Relativ nüchtern und gesellschaftskritisch ging TELEPOLIS-Autorin Maria Benning vor. Sie schreibt heute zum Thema:
Wie der historische Charles Darwin zur Ehe kam. Eine Liebeserklärung als zweispaltige Tabelle.

Aus dem Text: ""Sie sieht wunderschön aus", begeistert er sich. Gemeint ist hier nicht etwa eine Frau, sondern die Beagle, das Schiff, mit dem er auf Weltreise ging. Für Darwin "das perfekteste Schiff, das jemals ein Dock verlassen hat".

Nicht annähernd so viel Leidenschaft bringt Darwin dem weiblichen Geschlecht entgegen: Für Frauen in die Welt auszuschwärmen, liegt ihm fern. Als 1839 endlich eine seine Aufmerksamkeit auf sich zieht, ist es seine Cousine Emma Wedgwood, eine junge Frau aus seinem unmittelbaren Dunstkreis. Darwin schreibt keinen Liebesbrief, er katalogisiert seine Gefühle in einer zweispaltigen Tabelle. Darin vergleicht er die Folgen des Heiratens mit denen des Nicht-Heiratens."
Sie zitiert dann Darwin mit seinem Resumee "Mein Gott, es ist unerträglich sich vorzustellen, dass man sein Leben wie eine geschlechtslose Arbeitsbiene verbringt. Stell dir den ganzen Tag vor in einem schmutzigen Haus. Halte das Bild einer sanften Frau dagegen. Also: Heiraten, heiraten, heiraten. Qed – quod erat demonstrandum.""

Maria Benning resümiert dann selbst:
"Der Werbende – meistens das Männchen – zeigt, dass er sich den Aufwand leisten kann. Das Weibchen hat die Wahl, so steht es in Darwins "Über die Entstehung der Arten durch natürliche Zuchtwahl" . Wie frei Emma Wedgwoods "Female choice" tatsächlich war, darüber gibt die Ausstellung DARWIN – Reise zur Erkenntnis im Museum für Naturkunde in Berlin leider keine Auskunft." (> ganzen Artikel lesen).

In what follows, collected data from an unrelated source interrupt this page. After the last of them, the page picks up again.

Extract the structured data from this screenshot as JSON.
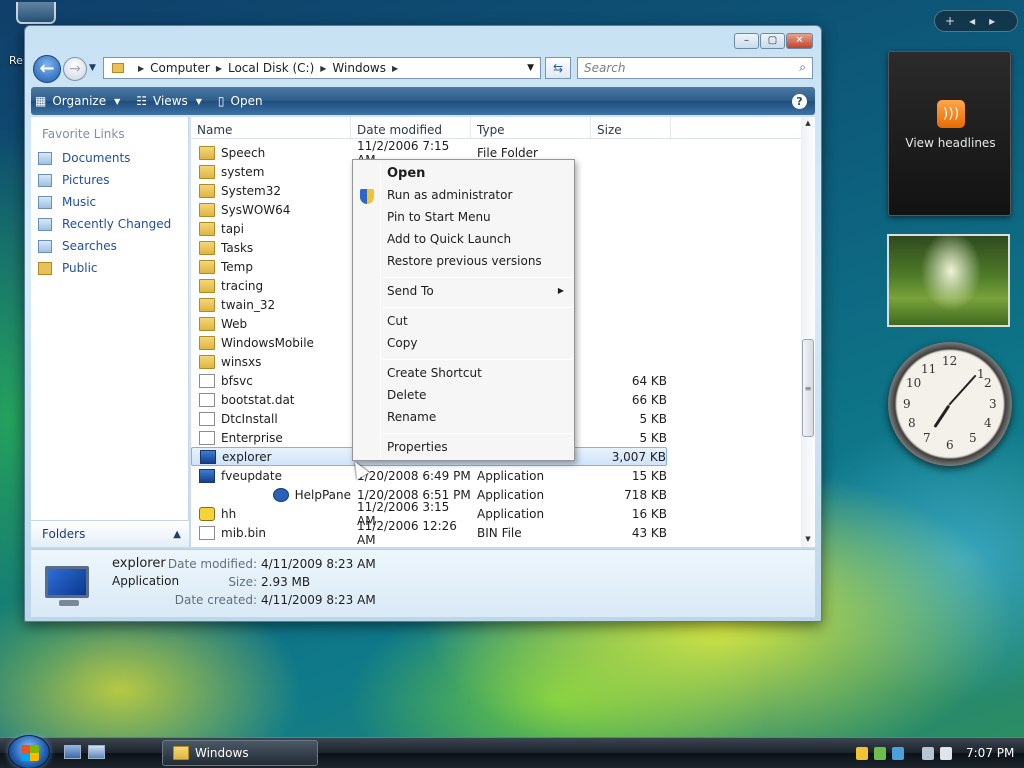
{
  "desktop": {
    "recycle_label": "Re"
  },
  "window": {
    "breadcrumb": [
      "Computer",
      "Local Disk (C:)",
      "Windows"
    ],
    "search_placeholder": "Search",
    "toolbar": {
      "organize": "Organize",
      "views": "Views",
      "open": "Open"
    },
    "nav": {
      "header": "Favorite Links",
      "links": [
        "Documents",
        "Pictures",
        "Music",
        "Recently Changed",
        "Searches",
        "Public"
      ],
      "folders": "Folders"
    },
    "columns": [
      "Name",
      "Date modified",
      "Type",
      "Size"
    ],
    "rows": [
      {
        "name": "Speech",
        "date": "11/2/2006 7:15 AM",
        "type": "File Folder",
        "size": ""
      },
      {
        "name": "system",
        "date": "",
        "type": "",
        "size": ""
      },
      {
        "name": "System32",
        "date": "",
        "type": "",
        "size": ""
      },
      {
        "name": "SysWOW64",
        "date": "",
        "type": "",
        "size": ""
      },
      {
        "name": "tapi",
        "date": "",
        "type": "",
        "size": ""
      },
      {
        "name": "Tasks",
        "date": "",
        "type": "",
        "size": ""
      },
      {
        "name": "Temp",
        "date": "",
        "type": "",
        "size": ""
      },
      {
        "name": "tracing",
        "date": "",
        "type": "",
        "size": ""
      },
      {
        "name": "twain_32",
        "date": "",
        "type": "",
        "size": ""
      },
      {
        "name": "Web",
        "date": "",
        "type": "",
        "size": ""
      },
      {
        "name": "WindowsMobile",
        "date": "",
        "type": "",
        "size": ""
      },
      {
        "name": "winsxs",
        "date": "",
        "type": "",
        "size": ""
      },
      {
        "name": "bfsvc",
        "date": "",
        "type": "",
        "size": "64 KB"
      },
      {
        "name": "bootstat.dat",
        "date": "",
        "type": "",
        "size": "66 KB"
      },
      {
        "name": "DtcInstall",
        "date": "",
        "type": "",
        "size": "5 KB"
      },
      {
        "name": "Enterprise",
        "date": "",
        "type": "",
        "size": "5 KB"
      },
      {
        "name": "explorer",
        "date": "",
        "type": "",
        "size": "3,007 KB"
      },
      {
        "name": "fveupdate",
        "date": "1/20/2008 6:49 PM",
        "type": "Application",
        "size": "15 KB"
      },
      {
        "name": "HelpPane",
        "date": "1/20/2008 6:51 PM",
        "type": "Application",
        "size": "718 KB"
      },
      {
        "name": "hh",
        "date": "11/2/2006 3:15 AM",
        "type": "Application",
        "size": "16 KB"
      },
      {
        "name": "mib.bin",
        "date": "11/2/2006 12:26 AM",
        "type": "BIN File",
        "size": "43 KB"
      }
    ],
    "details": {
      "name": "explorer",
      "kind": "Application",
      "modified_label": "Date modified:",
      "modified": "4/11/2009 8:23 AM",
      "size_label": "Size:",
      "size": "2.93 MB",
      "created_label": "Date created:",
      "created": "4/11/2009 8:23 AM"
    }
  },
  "context_menu": [
    "Open",
    "Run as administrator",
    "Pin to Start Menu",
    "Add to Quick Launch",
    "Restore previous versions",
    "Send To",
    "Cut",
    "Copy",
    "Create Shortcut",
    "Delete",
    "Rename",
    "Properties"
  ],
  "gadgets": {
    "rss_label": "View headlines",
    "clock": {
      "hour": 7,
      "minute": 7
    }
  },
  "taskbar": {
    "task": "Windows",
    "time": "7:07 PM"
  }
}
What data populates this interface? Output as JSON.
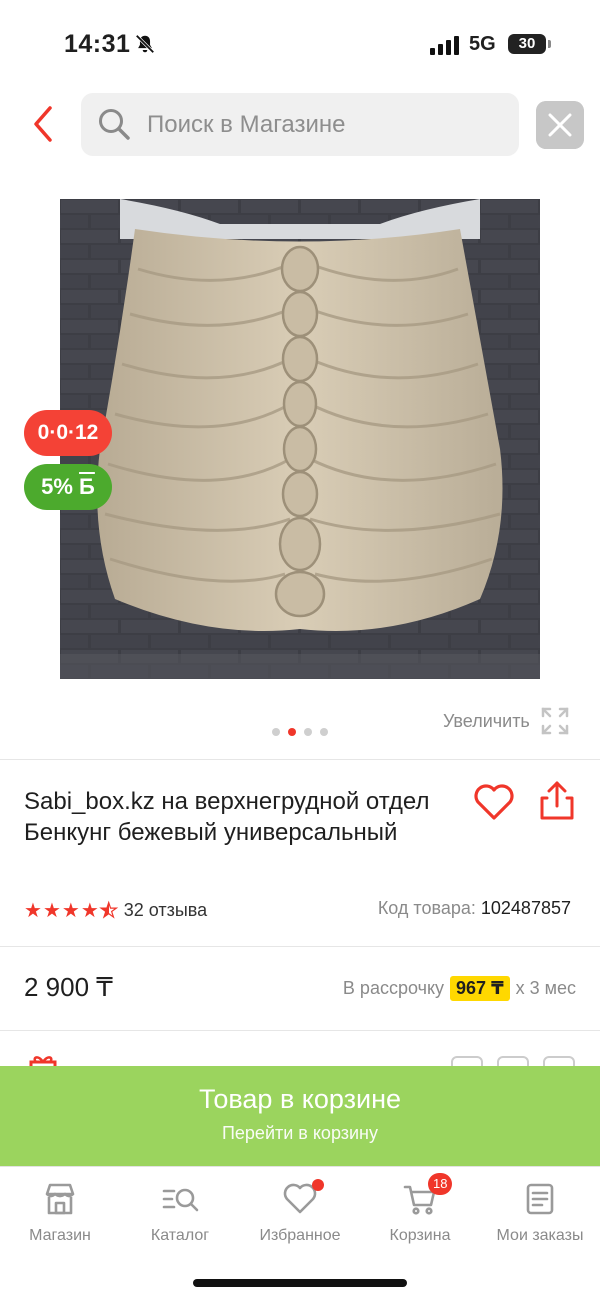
{
  "status_bar": {
    "time": "14:31",
    "network": "5G",
    "battery": "30"
  },
  "search": {
    "placeholder": "Поиск в Магазине"
  },
  "badges": {
    "timer": "0·0·12",
    "bonus_percent": "5%",
    "bonus_symbol": "Б"
  },
  "gallery": {
    "zoom_label": "Увеличить",
    "total_images": 4,
    "active_index": 1
  },
  "product": {
    "title": "Sabi_box.kz на верхнегрудной отдел Бенкунг бежевый универсальный",
    "rating_stars": 4.5,
    "reviews": "32 отзыва",
    "code_label": "Код товара:",
    "code_value": "102487857",
    "price": "2 900 ₸",
    "installment_label": "В рассрочку",
    "installment_amount": "967 ₸",
    "installment_term": "x 3 мес"
  },
  "cart_banner": {
    "title": "Товар в корзине",
    "subtitle": "Перейти в корзину",
    "color": "#9bd45e"
  },
  "tabs": [
    {
      "label": "Магазин",
      "icon": "store-icon"
    },
    {
      "label": "Каталог",
      "icon": "catalog-search-icon"
    },
    {
      "label": "Избранное",
      "icon": "heart-icon"
    },
    {
      "label": "Корзина",
      "icon": "cart-icon",
      "badge": "18"
    },
    {
      "label": "Мои заказы",
      "icon": "orders-icon"
    }
  ],
  "colors": {
    "accent": "#f0362a",
    "bonus_green": "#4caa2d",
    "installment_highlight": "#ffd800"
  }
}
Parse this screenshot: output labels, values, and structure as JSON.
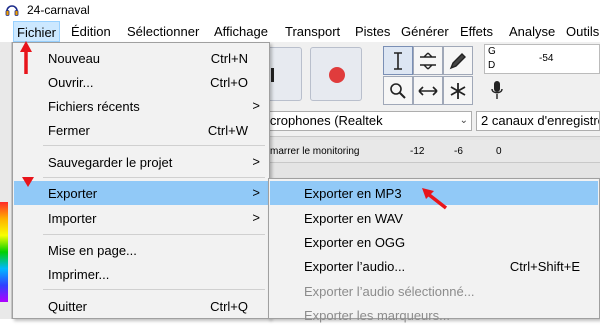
{
  "window": {
    "title": "24-carnaval"
  },
  "menubar": {
    "items": [
      "Fichier",
      "Édition",
      "Sélectionner",
      "Affichage",
      "Transport",
      "Pistes",
      "Générer",
      "Effets",
      "Analyse",
      "Outils"
    ]
  },
  "file_menu": {
    "items": [
      {
        "label": "Nouveau",
        "shortcut": "Ctrl+N"
      },
      {
        "label": "Ouvrir...",
        "shortcut": "Ctrl+O"
      },
      {
        "label": "Fichiers récents",
        "submenu": true
      },
      {
        "label": "Fermer",
        "shortcut": "Ctrl+W"
      },
      {
        "label": "Sauvegarder le projet",
        "submenu": true
      },
      {
        "label": "Exporter",
        "submenu": true,
        "highlighted": true
      },
      {
        "label": "Importer",
        "submenu": true
      },
      {
        "label": "Mise en page..."
      },
      {
        "label": "Imprimer..."
      },
      {
        "label": "Quitter",
        "shortcut": "Ctrl+Q"
      }
    ],
    "submenu_arrow": ">"
  },
  "export_submenu": {
    "items": [
      {
        "label": "Exporter en MP3",
        "highlighted": true
      },
      {
        "label": "Exporter en WAV"
      },
      {
        "label": "Exporter en OGG"
      },
      {
        "label": "Exporter l’audio...",
        "shortcut": "Ctrl+Shift+E"
      },
      {
        "label": "Exporter l’audio sélectionné...",
        "disabled": true
      },
      {
        "label": "Exporter les marqueurs...",
        "disabled": true
      }
    ]
  },
  "background": {
    "meter": {
      "g": "G",
      "d": "D",
      "tick": "-54"
    },
    "input_device": "icrophones (Realtek",
    "channels": "2 canaux d'enregistre",
    "ruler": {
      "monitor_text": "marrer le monitoring",
      "ticks": [
        "-12",
        "-6",
        "0"
      ]
    },
    "select_arrow": "⌄"
  },
  "colors": {
    "highlight": "#91c9f7",
    "annotation_red": "#e8141b",
    "record_red": "#e03c3c"
  }
}
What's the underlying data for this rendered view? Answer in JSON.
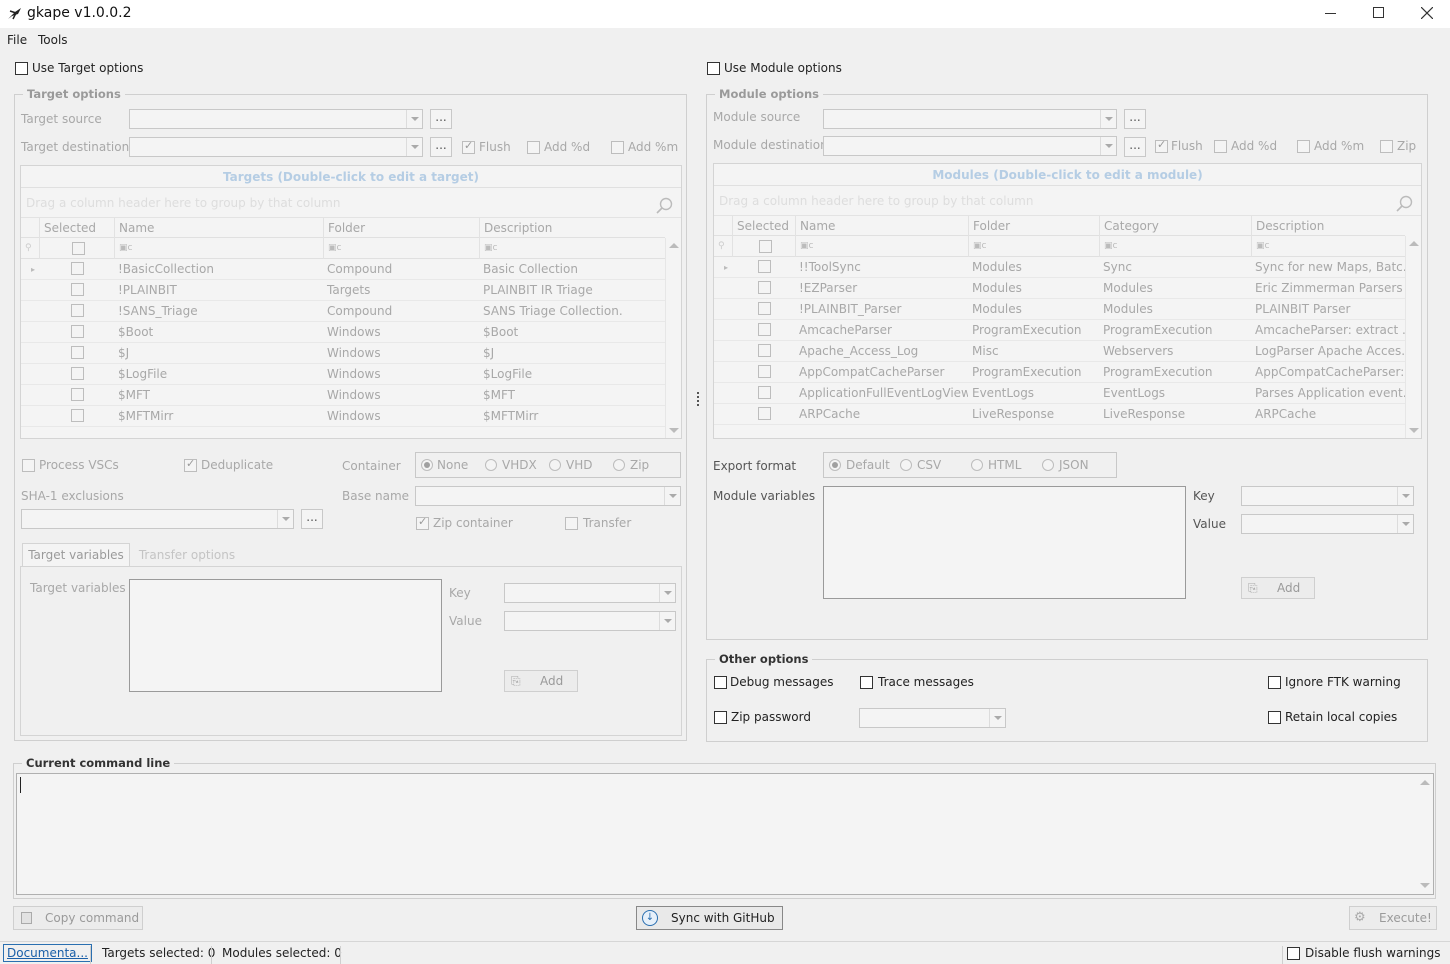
{
  "window": {
    "title": "gkape v1.0.0.2"
  },
  "menu": [
    "File",
    "Tools"
  ],
  "target": {
    "use_label": "Use Target options",
    "group_label": "Target options",
    "source_label": "Target source",
    "dest_label": "Target destination",
    "browse": "...",
    "flush": "Flush",
    "add_d": "Add %d",
    "add_m": "Add %m",
    "grid_title": "Targets (Double-click to edit a target)",
    "drag_hint": "Drag a column header here to group by that column",
    "columns": [
      "Selected",
      "Name",
      "Folder",
      "Description"
    ],
    "rows": [
      {
        "name": "!BasicCollection",
        "folder": "Compound",
        "desc": "Basic Collection"
      },
      {
        "name": "!PLAINBIT",
        "folder": "Targets",
        "desc": "PLAINBIT IR Triage"
      },
      {
        "name": "!SANS_Triage",
        "folder": "Compound",
        "desc": "SANS Triage Collection."
      },
      {
        "name": "$Boot",
        "folder": "Windows",
        "desc": "$Boot"
      },
      {
        "name": "$J",
        "folder": "Windows",
        "desc": "$J"
      },
      {
        "name": "$LogFile",
        "folder": "Windows",
        "desc": "$LogFile"
      },
      {
        "name": "$MFT",
        "folder": "Windows",
        "desc": "$MFT"
      },
      {
        "name": "$MFTMirr",
        "folder": "Windows",
        "desc": "$MFTMirr"
      }
    ],
    "process_vscs": "Process VSCs",
    "dedupe": "Deduplicate",
    "container_label": "Container",
    "container_opts": [
      "None",
      "VHDX",
      "VHD",
      "Zip"
    ],
    "sha1": "SHA-1 exclusions",
    "base_name": "Base name",
    "zip_container": "Zip container",
    "transfer": "Transfer",
    "tabs": [
      "Target variables",
      "Transfer options"
    ],
    "vars_label": "Target variables",
    "key": "Key",
    "value": "Value",
    "add": "Add"
  },
  "module": {
    "use_label": "Use Module options",
    "group_label": "Module options",
    "source_label": "Module source",
    "dest_label": "Module destination",
    "browse": "...",
    "flush": "Flush",
    "add_d": "Add %d",
    "add_m": "Add %m",
    "zip": "Zip",
    "grid_title": "Modules (Double-click to edit a module)",
    "drag_hint": "Drag a column header here to group by that column",
    "columns": [
      "Selected",
      "Name",
      "Folder",
      "Category",
      "Description"
    ],
    "rows": [
      {
        "name": "!!ToolSync",
        "folder": "Modules",
        "cat": "Sync",
        "desc": "Sync for new Maps, Batc..."
      },
      {
        "name": "!EZParser",
        "folder": "Modules",
        "cat": "Modules",
        "desc": "Eric Zimmerman Parsers"
      },
      {
        "name": "!PLAINBIT_Parser",
        "folder": "Modules",
        "cat": "Modules",
        "desc": "PLAINBIT Parser"
      },
      {
        "name": "AmcacheParser",
        "folder": "ProgramExecution",
        "cat": "ProgramExecution",
        "desc": "AmcacheParser: extract ..."
      },
      {
        "name": "Apache_Access_Log",
        "folder": "Misc",
        "cat": "Webservers",
        "desc": "LogParser Apache Acces..."
      },
      {
        "name": "AppCompatCacheParser",
        "folder": "ProgramExecution",
        "cat": "ProgramExecution",
        "desc": "AppCompatCacheParser:..."
      },
      {
        "name": "ApplicationFullEventLogView",
        "folder": "EventLogs",
        "cat": "EventLogs",
        "desc": "Parses Application event..."
      },
      {
        "name": "ARPCache",
        "folder": "LiveResponse",
        "cat": "LiveResponse",
        "desc": "ARPCache"
      }
    ],
    "export_label": "Export format",
    "export_opts": [
      "Default",
      "CSV",
      "HTML",
      "JSON"
    ],
    "vars_label": "Module variables",
    "key": "Key",
    "value": "Value",
    "add": "Add"
  },
  "other": {
    "group_label": "Other options",
    "debug": "Debug messages",
    "trace": "Trace messages",
    "ignore_ftk": "Ignore FTK warning",
    "zip_pw": "Zip password",
    "retain": "Retain local copies"
  },
  "cmdline": {
    "group_label": "Current command line"
  },
  "buttons": {
    "copy": "Copy command",
    "sync": "Sync with GitHub",
    "execute": "Execute!"
  },
  "status": {
    "docs": "Documenta...",
    "targets": "Targets selected: 0",
    "modules": "Modules selected: 0",
    "flush_warn": "Disable flush warnings"
  }
}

Also, hier ist er doch, der Seitenhieb auf Darwin, ein arger Macho zu sein. Tatsächlich schrieb ja Barbara Dribbusch bereits zum Start des Darwin-Jahrs (am 2.1.09) in der taz, dass kein anderer Forscher die Geschlechterklischees so sehr geprägt hätte, wie Charles Darwin (> Artikel). Darwin schrieb nämlich in seinem Hauptwerk: "
Dabei komme auch die "geschlechtliche Selektion" zum Zuge. Diese sei ein "Kampf zwischen den Individuen des einen Geschlechts, meistens den Männchen, um den Besitz des anderen Geschlechts … Im Allgemeinen werden die kräftigsten, die ihre Stelle in der Natur am besten ausfüllenden Männchen die meiste Nachkommenschaft hinterlassen", so zitiert Dribbusch Darwin.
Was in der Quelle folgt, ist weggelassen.